Traumatic brain injuries (TBIs) can easily occur as a result of car crashes. All that’s needed is for the head to hit something with sufficient force. Or something to hit the head with sufficient force. They can even occur when the head does not hit anything, but the crash forces cause the brain to be thrown against the skull with sufficient force. That could happen if a seat belt holds the body in place but the head whips forward and backward.

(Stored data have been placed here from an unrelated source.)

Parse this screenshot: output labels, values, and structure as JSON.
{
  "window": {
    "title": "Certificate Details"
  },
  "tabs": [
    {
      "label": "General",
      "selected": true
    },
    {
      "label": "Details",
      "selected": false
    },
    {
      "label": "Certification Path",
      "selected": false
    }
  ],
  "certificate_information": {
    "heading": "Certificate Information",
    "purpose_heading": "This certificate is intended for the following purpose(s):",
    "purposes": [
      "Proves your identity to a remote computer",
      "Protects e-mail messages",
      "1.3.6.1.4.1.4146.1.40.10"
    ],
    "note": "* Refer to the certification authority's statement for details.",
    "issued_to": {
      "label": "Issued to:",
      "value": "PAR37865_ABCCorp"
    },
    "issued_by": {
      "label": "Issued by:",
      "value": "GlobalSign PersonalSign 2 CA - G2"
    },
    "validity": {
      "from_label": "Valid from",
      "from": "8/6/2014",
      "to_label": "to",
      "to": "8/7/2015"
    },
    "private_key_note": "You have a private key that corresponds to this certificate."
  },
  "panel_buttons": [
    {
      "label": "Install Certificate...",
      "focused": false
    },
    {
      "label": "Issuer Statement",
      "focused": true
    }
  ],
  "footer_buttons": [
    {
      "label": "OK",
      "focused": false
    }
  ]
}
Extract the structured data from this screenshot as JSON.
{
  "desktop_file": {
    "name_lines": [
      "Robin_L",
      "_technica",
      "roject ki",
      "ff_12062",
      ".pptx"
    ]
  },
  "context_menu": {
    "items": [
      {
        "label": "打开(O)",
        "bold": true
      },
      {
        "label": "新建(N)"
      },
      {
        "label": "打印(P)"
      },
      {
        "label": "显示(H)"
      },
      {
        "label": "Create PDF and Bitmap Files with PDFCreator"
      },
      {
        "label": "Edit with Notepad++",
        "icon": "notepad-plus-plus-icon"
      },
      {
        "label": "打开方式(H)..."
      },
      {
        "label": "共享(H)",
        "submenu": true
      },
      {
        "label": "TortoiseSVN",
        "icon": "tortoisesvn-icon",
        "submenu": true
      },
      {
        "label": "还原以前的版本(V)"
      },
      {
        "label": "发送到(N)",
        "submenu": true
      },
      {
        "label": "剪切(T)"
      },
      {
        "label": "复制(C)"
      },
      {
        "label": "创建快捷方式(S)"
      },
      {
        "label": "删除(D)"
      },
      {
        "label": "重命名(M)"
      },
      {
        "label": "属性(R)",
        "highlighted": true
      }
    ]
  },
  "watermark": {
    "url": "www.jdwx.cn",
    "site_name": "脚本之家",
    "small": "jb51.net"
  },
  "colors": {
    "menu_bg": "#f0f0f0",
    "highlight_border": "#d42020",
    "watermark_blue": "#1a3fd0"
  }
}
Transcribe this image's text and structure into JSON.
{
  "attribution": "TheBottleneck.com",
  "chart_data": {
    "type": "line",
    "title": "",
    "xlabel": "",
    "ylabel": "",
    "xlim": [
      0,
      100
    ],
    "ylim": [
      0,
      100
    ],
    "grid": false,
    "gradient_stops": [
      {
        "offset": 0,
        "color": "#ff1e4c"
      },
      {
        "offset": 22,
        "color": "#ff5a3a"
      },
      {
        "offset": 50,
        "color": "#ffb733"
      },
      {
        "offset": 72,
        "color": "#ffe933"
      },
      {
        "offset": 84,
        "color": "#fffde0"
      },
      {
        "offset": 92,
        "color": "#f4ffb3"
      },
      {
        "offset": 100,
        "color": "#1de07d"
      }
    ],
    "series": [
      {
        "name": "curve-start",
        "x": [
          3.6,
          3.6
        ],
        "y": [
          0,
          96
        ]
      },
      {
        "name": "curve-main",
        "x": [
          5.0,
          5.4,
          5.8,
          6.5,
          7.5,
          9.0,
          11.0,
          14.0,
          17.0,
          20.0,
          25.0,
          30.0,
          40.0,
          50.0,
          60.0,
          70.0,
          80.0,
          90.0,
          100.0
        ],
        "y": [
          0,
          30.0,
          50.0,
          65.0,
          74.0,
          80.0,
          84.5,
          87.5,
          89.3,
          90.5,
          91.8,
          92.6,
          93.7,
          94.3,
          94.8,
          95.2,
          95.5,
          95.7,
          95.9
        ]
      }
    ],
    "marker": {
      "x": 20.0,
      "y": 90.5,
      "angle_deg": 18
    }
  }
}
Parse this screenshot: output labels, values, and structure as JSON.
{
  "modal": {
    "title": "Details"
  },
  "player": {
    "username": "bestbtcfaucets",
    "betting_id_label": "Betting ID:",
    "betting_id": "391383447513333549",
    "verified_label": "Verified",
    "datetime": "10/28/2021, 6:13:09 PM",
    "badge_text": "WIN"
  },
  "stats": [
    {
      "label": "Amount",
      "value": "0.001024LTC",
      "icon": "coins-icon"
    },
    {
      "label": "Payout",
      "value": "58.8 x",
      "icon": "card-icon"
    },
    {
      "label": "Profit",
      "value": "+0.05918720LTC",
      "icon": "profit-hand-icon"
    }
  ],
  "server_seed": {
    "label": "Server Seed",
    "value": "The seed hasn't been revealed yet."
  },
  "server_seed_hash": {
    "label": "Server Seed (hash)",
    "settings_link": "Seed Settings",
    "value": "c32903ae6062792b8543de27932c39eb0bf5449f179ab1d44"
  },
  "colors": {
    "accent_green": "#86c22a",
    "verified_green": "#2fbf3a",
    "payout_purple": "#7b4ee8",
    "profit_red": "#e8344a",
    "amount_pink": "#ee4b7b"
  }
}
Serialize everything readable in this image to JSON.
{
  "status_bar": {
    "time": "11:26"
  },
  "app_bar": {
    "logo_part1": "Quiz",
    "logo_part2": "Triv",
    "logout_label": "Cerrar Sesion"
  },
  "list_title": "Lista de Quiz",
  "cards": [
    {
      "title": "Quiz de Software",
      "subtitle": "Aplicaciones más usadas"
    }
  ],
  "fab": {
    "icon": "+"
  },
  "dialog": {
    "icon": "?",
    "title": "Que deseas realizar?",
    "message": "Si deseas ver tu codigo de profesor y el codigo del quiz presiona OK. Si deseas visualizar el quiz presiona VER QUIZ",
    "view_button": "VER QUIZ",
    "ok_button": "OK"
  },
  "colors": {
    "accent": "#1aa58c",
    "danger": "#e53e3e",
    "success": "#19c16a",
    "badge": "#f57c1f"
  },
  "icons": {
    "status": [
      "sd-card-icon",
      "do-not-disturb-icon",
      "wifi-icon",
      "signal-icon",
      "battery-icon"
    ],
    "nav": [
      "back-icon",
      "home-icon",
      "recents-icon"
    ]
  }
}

TBIs aren’t always immediately apparent, which is one reason you should go for a medical checkup after a crash. Here are some ways doctors can check for a TBI:
A neurological exam
Physicians don’t need machines for this one. They’ll just ask you questions and ask you to perform actions. What they are doing is assessing the following:
- Mental agility and speech
- Motor function
- Sensory function
- Eye movement
If you pass all of these checks, a doctor might rule out the need to do anything more.
Doctors can commission tests such as a CT or MRI scan but must only use machines approved by the Food and Drug Administration (FDA) for use in diagnosing head injuries. The FDA makes it clear they need to look at the overall picture, not just rely on one tool to make an assessment.
Quickly diagnosing a TBI gives doctors the best chance to intervene and limit the consequences where possible. The lifelong costs associated with a TBI can be massive, so you’ll want to seek legal help to pursue compensation if you suffer one in a car crash that is either not your fault or is only partially your fault.